Metropolitan News-Enterprise

 

Tuesday, November 8, 2016

 

Page 1

 

County Bar to Phase Out Civic Mediation Project

Action Taken as Cost-Cutting Measure

 

By KENNETH OFGANG, Staff Writer

 

Trustees of the Los Angeles County Bar Association have decided to phase out the group’s Civil Mediation Project.

In a press release, dated Friday and posted on the association’s website, LACBA said the project has served more than 100,000 people in its 38 years and would be phased out by June 30, which is the end of LACBA’s fiscal year. The release quoted President Margaret Stevens as saying the project’s elimination was a necessary cost-cutting measure.

“LACBA’s Board of Trustees made the very difficult decision to wind down the Civic Mediation Project because the Project was unable to develop ongoing financial support to sustain its operations,” she said. “This was not an easy decision. It came only after many years of unsuccessful efforts to identify appropriate funding resources.”

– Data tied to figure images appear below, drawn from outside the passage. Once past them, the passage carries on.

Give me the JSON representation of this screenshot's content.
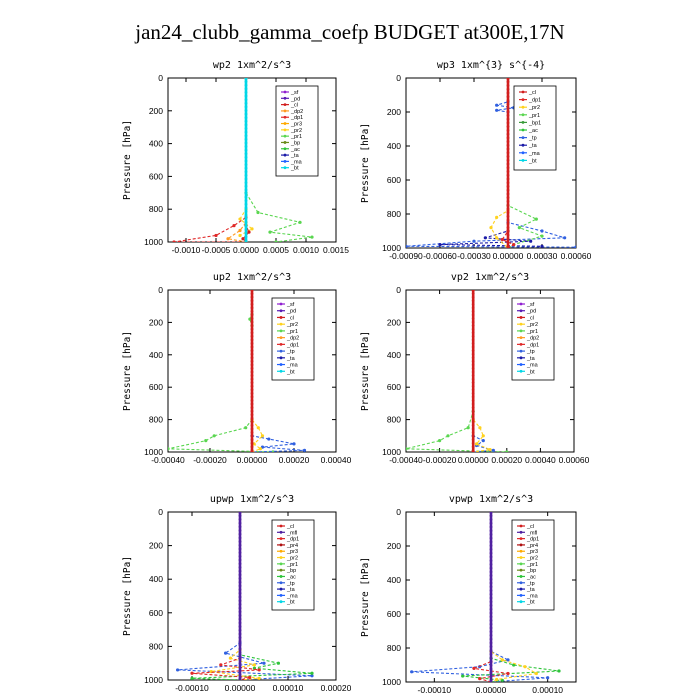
{
  "page_title": "jan24_clubb_gamma_coefp  BUDGET at300E,17N",
  "colors": {
    "bt": "#00d6e6",
    "pd": "#5a1bb5",
    "pr1": "#5ad650",
    "pr2": "#ffd21e",
    "cl": "#d21e1e",
    "sf": "#9020d0",
    "dp1": "#e02828",
    "dp2": "#ff9a20",
    "pr3": "#ffaa00",
    "bp": "#6a8b1a",
    "ac": "#2ec43a",
    "ta": "#1c1ca8",
    "ma": "#2060ff",
    "tp": "#3060e0",
    "bp1": "#3a9b3a",
    "mfl": "#5020a0",
    "pr4": "#b01010"
  },
  "chart_data": [
    {
      "type": "line",
      "title": "wp2   1xm^2/s^3",
      "ylabel": "Pressure  [hPa]",
      "ylim": [
        1000,
        0
      ],
      "xlim": [
        -0.0013,
        0.0015
      ],
      "xticks": [
        "-0.0010",
        "-0.0005",
        "0.0000",
        "0.0005",
        "0.0010",
        "0.0015"
      ],
      "yticks": [
        "0",
        "200",
        "400",
        "600",
        "800",
        "1000"
      ],
      "legend": [
        "_sf",
        "_pd",
        "_cl",
        "_dp2",
        "_dp1",
        "_pr3",
        "_pr2",
        "_pr1",
        "_bp",
        "_ac",
        "_ta",
        "_ma",
        "_bt"
      ],
      "series": [
        {
          "name": "_pr1",
          "key": "pr1",
          "x": [
            0,
            0,
            0.0002,
            0.0009,
            0.0004,
            0.0011,
            0.0005
          ],
          "y": [
            0,
            700,
            820,
            880,
            940,
            970,
            1000
          ]
        },
        {
          "name": "_pr2",
          "key": "pr2",
          "x": [
            0,
            0,
            -0.0001,
            0.0001,
            -0.0001,
            0
          ],
          "y": [
            0,
            800,
            860,
            920,
            960,
            1000
          ]
        },
        {
          "name": "_dp1",
          "key": "dp1",
          "x": [
            0,
            0,
            -0.0002,
            -0.0005,
            -0.0012,
            0
          ],
          "y": [
            0,
            850,
            900,
            960,
            1000,
            1000
          ]
        },
        {
          "name": "_dp2",
          "key": "dp2",
          "x": [
            0,
            0,
            -0.0001,
            -0.0003,
            0
          ],
          "y": [
            0,
            880,
            930,
            980,
            1000
          ]
        },
        {
          "name": "_cl",
          "key": "cl",
          "x": [
            0,
            0,
            5e-05,
            -5e-05,
            0
          ],
          "y": [
            0,
            900,
            940,
            980,
            1000
          ]
        },
        {
          "name": "_bt",
          "key": "bt",
          "x": [
            0,
            0
          ],
          "y": [
            0,
            1000
          ]
        }
      ]
    },
    {
      "type": "line",
      "title": "wp3   1xm^{3} s^{-4}",
      "ylabel": "Pressure  [hPa]",
      "ylim": [
        1000,
        0
      ],
      "xlim": [
        -0.0009,
        0.0006
      ],
      "xticks": [
        "-0.00090",
        "-0.00060",
        "-0.00030",
        "0.00000",
        "0.00030",
        "0.00060"
      ],
      "yticks": [
        "0",
        "200",
        "400",
        "600",
        "800",
        "1000"
      ],
      "legend": [
        "_cl",
        "_dp1",
        "_pr2",
        "_pr1",
        "_bp1",
        "_ac",
        "_tp",
        "_ta",
        "_ma",
        "_bt"
      ],
      "series": [
        {
          "name": "_tp",
          "key": "tp",
          "x": [
            0,
            0,
            -0.0001,
            5e-05,
            -0.0001,
            0,
            0,
            0.0003,
            0.0005,
            -0.0003,
            -0.0009,
            0.0006
          ],
          "y": [
            0,
            140,
            160,
            175,
            190,
            200,
            850,
            900,
            940,
            960,
            990,
            995
          ]
        },
        {
          "name": "_ta",
          "key": "ta",
          "x": [
            0,
            0,
            -0.0002,
            0.0002,
            -0.0006,
            0.0003
          ],
          "y": [
            0,
            900,
            940,
            960,
            980,
            990
          ]
        },
        {
          "name": "_pr1",
          "key": "pr1",
          "x": [
            0,
            0,
            0.00025,
            0.0001,
            0.0003,
            5e-05,
            0
          ],
          "y": [
            0,
            750,
            830,
            880,
            930,
            980,
            1000
          ]
        },
        {
          "name": "_pr2",
          "key": "pr2",
          "x": [
            0,
            0,
            -0.0001,
            -0.00015,
            -0.0001,
            0
          ],
          "y": [
            0,
            780,
            820,
            880,
            940,
            1000
          ]
        },
        {
          "name": "_dp1",
          "key": "dp1",
          "x": [
            0,
            0,
            -5e-05,
            5e-05,
            0
          ],
          "y": [
            0,
            900,
            950,
            980,
            1000
          ]
        },
        {
          "name": "_cl",
          "key": "cl",
          "x": [
            0,
            0
          ],
          "y": [
            0,
            1000
          ]
        }
      ]
    },
    {
      "type": "line",
      "title": "up2   1xm^2/s^3",
      "ylabel": "Pressure  [hPa]",
      "ylim": [
        1000,
        0
      ],
      "xlim": [
        -0.0004,
        0.0004
      ],
      "xticks": [
        "-0.00040",
        "-0.00020",
        "0.00000",
        "0.00020",
        "0.00040"
      ],
      "yticks": [
        "0",
        "200",
        "400",
        "600",
        "800",
        "1000"
      ],
      "legend": [
        "_sf",
        "_pd",
        "_cl",
        "_pr2",
        "_pr1",
        "_dp2",
        "_dp1",
        "_tp",
        "_ta",
        "_ma",
        "_bt"
      ],
      "series": [
        {
          "name": "_dp1",
          "key": "pr1",
          "x": [
            0,
            0,
            -1e-05,
            0,
            0,
            -3e-05,
            -0.00018,
            -0.00022,
            -0.0004,
            0.0001
          ],
          "y": [
            0,
            150,
            180,
            220,
            800,
            850,
            900,
            930,
            980,
            1000
          ]
        },
        {
          "name": "_tp",
          "key": "tp",
          "x": [
            0,
            0,
            8e-05,
            0.0002,
            5e-05,
            0.00025,
            0
          ],
          "y": [
            0,
            900,
            920,
            950,
            970,
            990,
            1000
          ]
        },
        {
          "name": "_pr2",
          "key": "pr2",
          "x": [
            0,
            0,
            3e-05,
            5e-05,
            1e-05,
            4e-05,
            0
          ],
          "y": [
            0,
            800,
            850,
            900,
            950,
            980,
            1000
          ]
        },
        {
          "name": "_cl",
          "key": "cl",
          "x": [
            0,
            0
          ],
          "y": [
            0,
            1000
          ]
        }
      ]
    },
    {
      "type": "line",
      "title": "vp2   1xm^2/s^3",
      "ylabel": "Pressure  [hPa]",
      "ylim": [
        1000,
        0
      ],
      "xlim": [
        -0.0004,
        0.0006
      ],
      "xticks": [
        "-0.00040",
        "-0.00020",
        "0.00000",
        "0.00020",
        "0.00040",
        "0.00060"
      ],
      "yticks": [
        "0",
        "200",
        "400",
        "600",
        "800",
        "1000"
      ],
      "legend": [
        "_sf",
        "_pd",
        "_cl",
        "_pr2",
        "_pr1",
        "_dp2",
        "_dp1",
        "_tp",
        "_ta",
        "_ma",
        "_bt"
      ],
      "series": [
        {
          "name": "_dp1",
          "key": "pr1",
          "x": [
            0,
            0,
            -3e-05,
            -0.00015,
            -0.0002,
            -0.0004,
            0.0002
          ],
          "y": [
            0,
            750,
            850,
            900,
            930,
            980,
            1000
          ]
        },
        {
          "name": "_tp",
          "key": "tp",
          "x": [
            0,
            0,
            6e-05,
            2e-05,
            0.00012,
            0
          ],
          "y": [
            0,
            900,
            930,
            960,
            990,
            1000
          ]
        },
        {
          "name": "_pr2",
          "key": "pr2",
          "x": [
            0,
            0,
            4e-05,
            6e-05,
            2e-05,
            0.0001,
            0
          ],
          "y": [
            0,
            800,
            850,
            900,
            950,
            985,
            1000
          ]
        },
        {
          "name": "_cl",
          "key": "cl",
          "x": [
            0,
            0
          ],
          "y": [
            0,
            1000
          ]
        }
      ]
    },
    {
      "type": "line",
      "title": "upwp   1xm^2/s^3",
      "ylabel": "Pressure  [hPa]",
      "ylim": [
        1000,
        0
      ],
      "xlim": [
        -0.00015,
        0.0002
      ],
      "xticks": [
        "-0.00010",
        "0.00000",
        "0.00010",
        "0.00020"
      ],
      "yticks": [
        "0",
        "200",
        "400",
        "600",
        "800",
        "1000"
      ],
      "legend": [
        "_cl",
        "_mfl",
        "_dp1",
        "_pr4",
        "_pr3",
        "_pr2",
        "_pr1",
        "_bp",
        "_ac",
        "_tp",
        "_ta",
        "_ma",
        "_bt"
      ],
      "series": [
        {
          "name": "_tp",
          "key": "tp",
          "x": [
            0,
            0,
            -3e-05,
            5e-05,
            -0.00013,
            0.00015,
            0
          ],
          "y": [
            0,
            780,
            840,
            900,
            940,
            975,
            1000
          ]
        },
        {
          "name": "_ac",
          "key": "ac",
          "x": [
            0,
            0,
            8e-05,
            3e-05,
            0.00015,
            -0.0001,
            0
          ],
          "y": [
            0,
            850,
            900,
            930,
            960,
            990,
            1000
          ]
        },
        {
          "name": "_pr2",
          "key": "pr2",
          "x": [
            0,
            0,
            -2e-05,
            3e-05,
            -6e-05,
            4e-05,
            0
          ],
          "y": [
            0,
            820,
            870,
            910,
            950,
            990,
            1000
          ]
        },
        {
          "name": "_dp1",
          "key": "dp1",
          "x": [
            0,
            0,
            -4e-05,
            4e-05,
            -0.0001,
            2e-05,
            0
          ],
          "y": [
            0,
            870,
            910,
            940,
            960,
            985,
            1000
          ]
        },
        {
          "name": "_mfl",
          "key": "mfl",
          "x": [
            0,
            0
          ],
          "y": [
            0,
            1000
          ]
        }
      ]
    },
    {
      "type": "line",
      "title": "vpwp   1xm^2/s^3",
      "ylabel": "Pressure  [hPa]",
      "ylim": [
        1000,
        0
      ],
      "xlim": [
        -0.00015,
        0.00015
      ],
      "xticks": [
        "-0.00010",
        "0.00000",
        "0.00010"
      ],
      "yticks": [
        "0",
        "200",
        "400",
        "600",
        "800",
        "1000"
      ],
      "legend": [
        "_cl",
        "_mfl",
        "_dp1",
        "_pr4",
        "_pr3",
        "_pr2",
        "_pr1",
        "_bp",
        "_ac",
        "_tp",
        "_ta",
        "_ma",
        "_bt"
      ],
      "series": [
        {
          "name": "_tp",
          "key": "tp",
          "x": [
            0,
            0,
            3e-05,
            -2e-05,
            -0.00014,
            0.0001,
            0
          ],
          "y": [
            0,
            820,
            870,
            910,
            940,
            975,
            1000
          ]
        },
        {
          "name": "_ac",
          "key": "ac",
          "x": [
            0,
            0,
            4e-05,
            0.00012,
            -5e-05,
            2e-05,
            0
          ],
          "y": [
            0,
            860,
            900,
            935,
            965,
            990,
            1000
          ]
        },
        {
          "name": "_pr2",
          "key": "pr2",
          "x": [
            0,
            0,
            2e-05,
            6e-05,
            8e-05,
            1e-05,
            0
          ],
          "y": [
            0,
            820,
            870,
            910,
            950,
            985,
            1000
          ]
        },
        {
          "name": "_dp1",
          "key": "dp1",
          "x": [
            0,
            0,
            -3e-05,
            3e-05,
            -2e-05,
            0
          ],
          "y": [
            0,
            880,
            920,
            950,
            980,
            1000
          ]
        },
        {
          "name": "_mfl",
          "key": "mfl",
          "x": [
            0,
            0
          ],
          "y": [
            0,
            1000
          ]
        }
      ]
    }
  ]
}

Dispute Resolution Services

LACBA said the project was founded in 1978 as Dispute Resolution Services in response to recommendations of the National Conference on the Causes of Popular Dissatisfaction with the Administration of Justice, otherwise known as the Roscoe Pound Conference.

Stevens commented:

“The Civic Mediation Project was one of only three organizations in the country that focused exclusively on conflict resolution, which was an entirely new concept at the time. Today, many organizations offer this type of alternative to litigation. We are proud of the Project’s contributions, especially its impact on student participants.” Since it was founded 38 years ago, more than 100,000 people have utilized the project’s services, Stevens said.

‘A Small Start’

John Carson, chair of the Council of Sections, which made LACBA’s financial woes a major part of its “reform” campaign that won a majority of the board seats at stake this year, said the association’s pro bono projects “are on track to lose $1.4 million this year.” Terminating the Civic Mediation project will save $429,000 next year, Carson said, and “indicates a growing awareness that there’s a fiscal problem but…is only a small start.”

Carson, who is also a former LACBA president, noted that the association is headed toward losing about three quarters of a million dollars this year,” after having lost $2.5 million over the past five years.

LACBA President-Elect Michael Meyer, who led the Council of Sections-backed slate, said he was unhappy that a “great project” was being eliminated, but that the group’s economics made it necessary. He added that the board will “take a fresh look at everything” when it comes to future cuts.

The Civic Mediation Project currently provides “community mediation” services for neighborhood and small claims disputes in Beverly Hills, Santa Monica, and Long Beach; a peer mediation program for students at John Adams and Lincoln Middle Schools in the Santa Monica-Malibu School District and Pacoima’s Maclay Middle School Academy of Social Justice in the Los Angeles Unified School District; conflict resolution training, and day-of-hearing mediation services for unlawful detainer matters in Long Beach, LACBA said.

The association added that it had “reached out to the Civic Mediation Project’s community stakeholders to convey this news in order to provide them with an opportunity to search for other organizations that may be able to provide similar services.”